Um dos últimos episódios tratados no filme é o caso da menina Polly Phelps, que tem a
mesma idade do personagem central. A família reunida ouvia o rádio, estava no ar uma
reportagem diretamente de Londres, onde havia um bombardeio. O pai queria bater em
Joe por ele ter manchado um casaco de pele que a mãe ganhara no aniversário. Quando
o menino foi alcançado e o pai começava a bater nele, a programação foi interrompida
para acompanhar o resgate da menina Polly Phelps, que havia caído num poço enquanto
brincava. A partir dali, todos foram mobilizados pela cobertura do resgate. O autor
mostra vários cenários, com pessoas das mais variadas classes, a família de Joe, famílias
ricas de Manhattan, homens reunidos num bar, uma mulher sozinha num café, todos
olhavam para o infinito construindo as imagens do que o rádio transmitia. Allen usa
poucas imagens do lugar do resgate, colocando os espectadores em posição de
igualdade aos ouvintes. Quando o desfecho trágico se dá, em nenhum momento é
mostrado o corpo, ou mesmo os bombeiros, ou a reação dos pais. Valem os sons que o
rádio transmite, a imagem construída por cada um que ouvia e a comoção gerada pela
morte de Polly Phelps. O episódio é conceitualmente narrado como se fosse uma
reportagem radiofônica. A ação está presente no som e não na imagem.

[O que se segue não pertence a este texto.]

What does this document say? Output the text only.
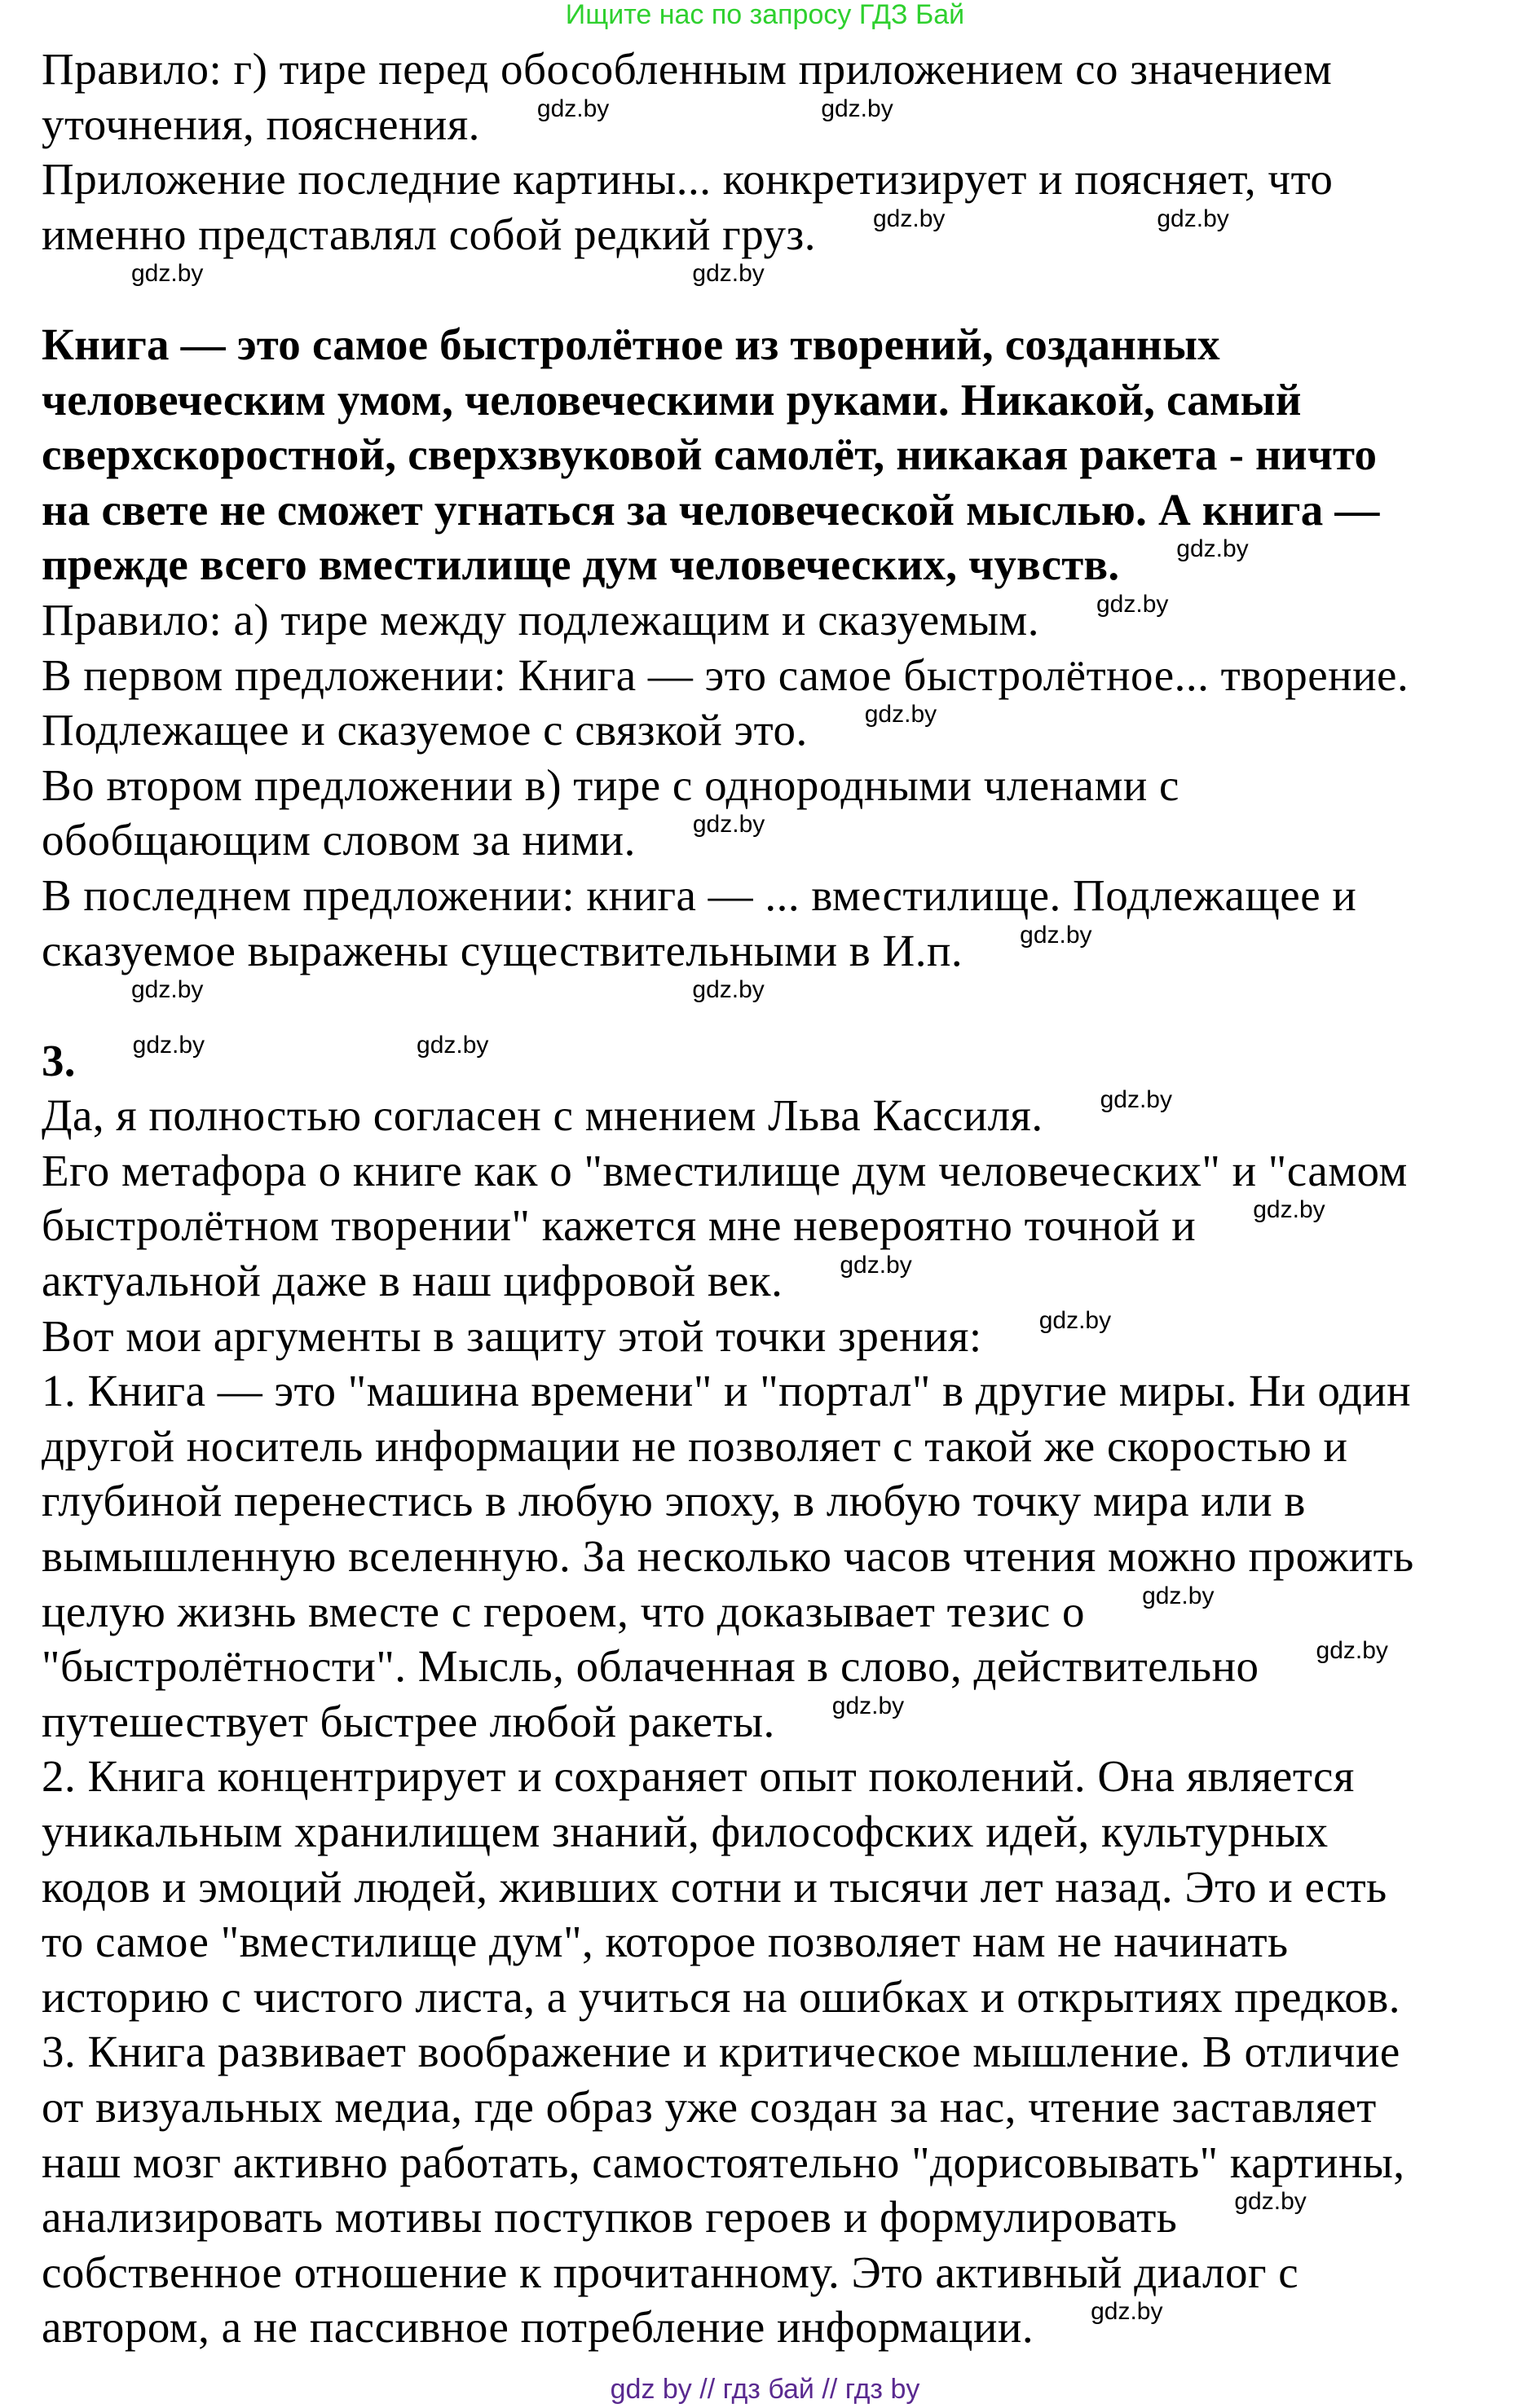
Ищите нас по запросу ГДЗ Бай
Правило: г) тире перед обособленным приложением со значением
уточнения, пояснения. gdz.by	gdz.by
Приложение последние картины... конкретизирует и поясняет, что
именно представлял собой редкий груз. gdz.by	gdz.by
gdz.by	gdz.by
Книга — это самое быстролётное из творений, созданных
человеческим умом, человеческими руками. Никакой, самый
сверхскоростной, сверхзвуковой самолёт, никакая ракета - ничто
на свете не сможет угнаться за человеческой мыслью. А книга —
прежде всего вместилище дум человеческих, чувств. gdz.by
Правило: а) тире между подлежащим и сказуемым. gdz.by
В первом предложении: Книга — это самое быстролётное... творение.
Подлежащее и сказуемое с связкой это. gdz.by
Во втором предложении в) тире с однородными членами с
обобщающим словом за ними. gdz.by
В последнем предложении: книга — ... вместилище. Подлежащее и
сказуемое выражены существительными в И.п. gdz.by
gdz.by	gdz.by
3. gdz.by	gdz.by
Да, я полностью согласен с мнением Льва Кассиля. gdz.by
Его метафора о книге как о "вместилище дум человеческих" и "самом
быстролётном творении" кажется мне невероятно точной и gdz.by
актуальной даже в наш цифровой век. gdz.by
Вот мои аргументы в защиту этой точки зрения: gdz.by
1. Книга — это "машина времени" и "портал" в другие миры. Ни один
другой носитель информации не позволяет с такой же скоростью и
глубиной перенестись в любую эпоху, в любую точку мира или в
вымышленную вселенную. За несколько часов чтения можно прожить
целую жизнь вместе с героем, что доказывает тезис о gdz.by
"быстролётности". Мысль, облаченная в слово, действительно gdz.by
путешествует быстрее любой ракеты. gdz.by
2. Книга концентрирует и сохраняет опыт поколений. Она является
уникальным хранилищем знаний, философских идей, культурных
кодов и эмоций людей, живших сотни и тысячи лет назад. Это и есть
то самое "вместилище дум", которое позволяет нам не начинать
историю с чистого листа, а учиться на ошибках и открытиях предков.
3. Книга развивает воображение и критическое мышление. В отличие
от визуальных медиа, где образ уже создан за нас, чтение заставляет
наш мозг активно работать, самостоятельно "дорисовывать" картины,
анализировать мотивы поступков героев и формулировать gdz.by
собственное отношение к прочитанному. Это активный диалог с
автором, а не пассивное потребление информации. gdz.by
gdz by // гдз бай // гдз by
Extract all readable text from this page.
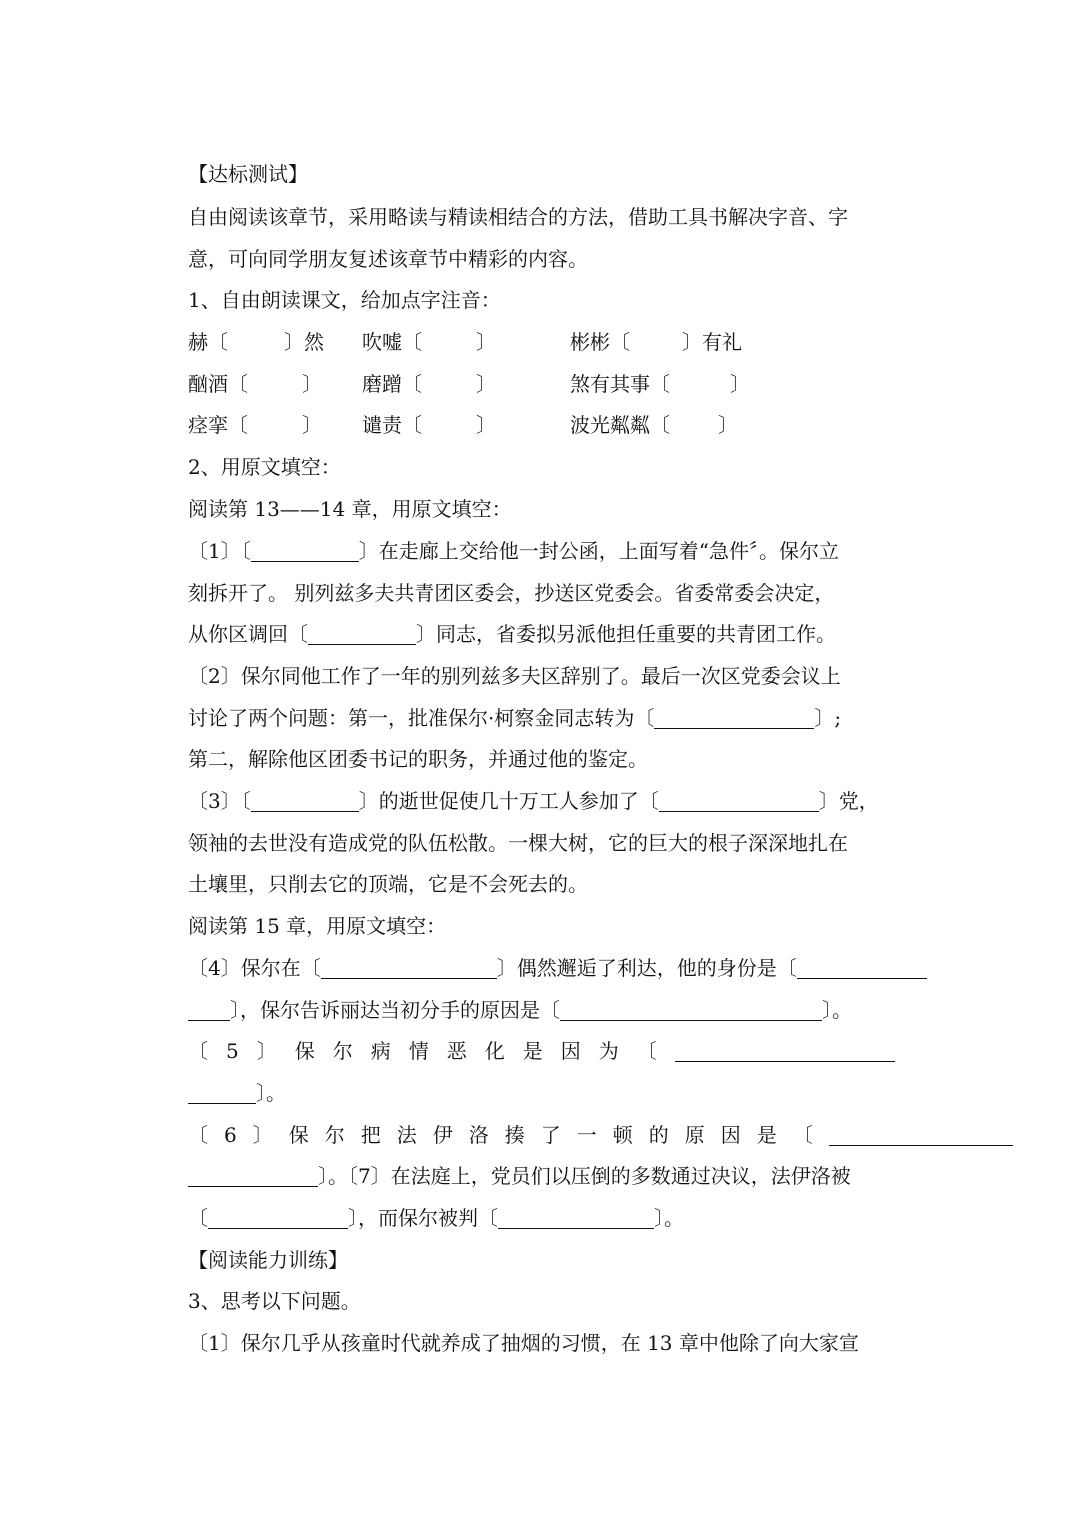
【达标测试】
自由阅读该章节，采用略读与精读相结合的方法，借助工具书解决字音、字
意，可向同学朋友复述该章节中精彩的内容。
1、自由朗读课文，给加点字注音：
赫〔	〕然 吹嘘〔	〕	彬彬〔	〕有礼
酗酒〔	〕 磨蹭〔	〕	煞有其事〔	〕
痉挛〔	〕 谴责〔	〕	波光粼粼〔 〕
2、用原文填空：
阅读第 13——14 章，用原文填空：
〔1〕〔	〕在走廊上交给他一封公函，上面写着“急件〞。保尔立
刻拆开了。 别列兹多夫共青团区委会，抄送区党委会。省委常委会决定，
从你区调回〔	〕同志，省委拟另派他担任重要的共青团工作。
〔2〕保尔同他工作了一年的别列兹多夫区辞别了。最后一次区党委会议上
讨论了两个问题：第一，批准保尔·柯察金同志转为〔	〕;
第二，解除他区团委书记的职务，并通过他的鉴定。
〔3〕〔	〕的逝世促使几十万工人参加了〔	〕党，
领袖的去世没有造成党的队伍松散。一棵大树，它的巨大的根子深深地扎在
土壤里，只削去它的顶端，它是不会死去的。
阅读第 15 章，用原文填空：
〔4〕保尔在〔	〕偶然邂逅了利达，他的身份是〔
〕，保尔告诉丽达当初分手的原因是〔	〕。
〔5〕保尔病情恶化是因为〔
〕。
〔6〕保尔把法伊洛揍了一顿的原因是〔
〕。〔7〕在法庭上，党员们以压倒的多数通过决议，法伊洛被
〔	〕，而保尔被判〔	〕。
【阅读能力训练】
3、思考以下问题。
〔1〕保尔几乎从孩童时代就养成了抽烟的习惯，在 13 章中他除了向大家宣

O filme se encerra no réveillon de 1944, com uma festa de gala no Night Club, que
(curiosidade) conta com a participação de Diane Keaton, ex-mulher de Allen. Todos vão
ao terraço saudar a chegada do novo ano. Quando começa a nevar, todas aquelas vozes
entram por uma porta como se tivessem entrando num armário para ficar guardadas, a
última pessoa a entrar é justamente o ator que fazia o Vingador Mascarado que fala o
bordão do programa, que Joe dizia lhe causar impacto, mesmo muitos anos depois,
encerrando um arco dramático. O ano de 1944 não deve ter sido escolhido por acaso,
pois em 1945 a televisão começa a operar comercialmente nos EUA e o rádio passou
por grandes transformações, no veículo que se aproximava o ator que fazia o Vingador
Mascarado demoraria algumas décadas para poder interpretar um herói.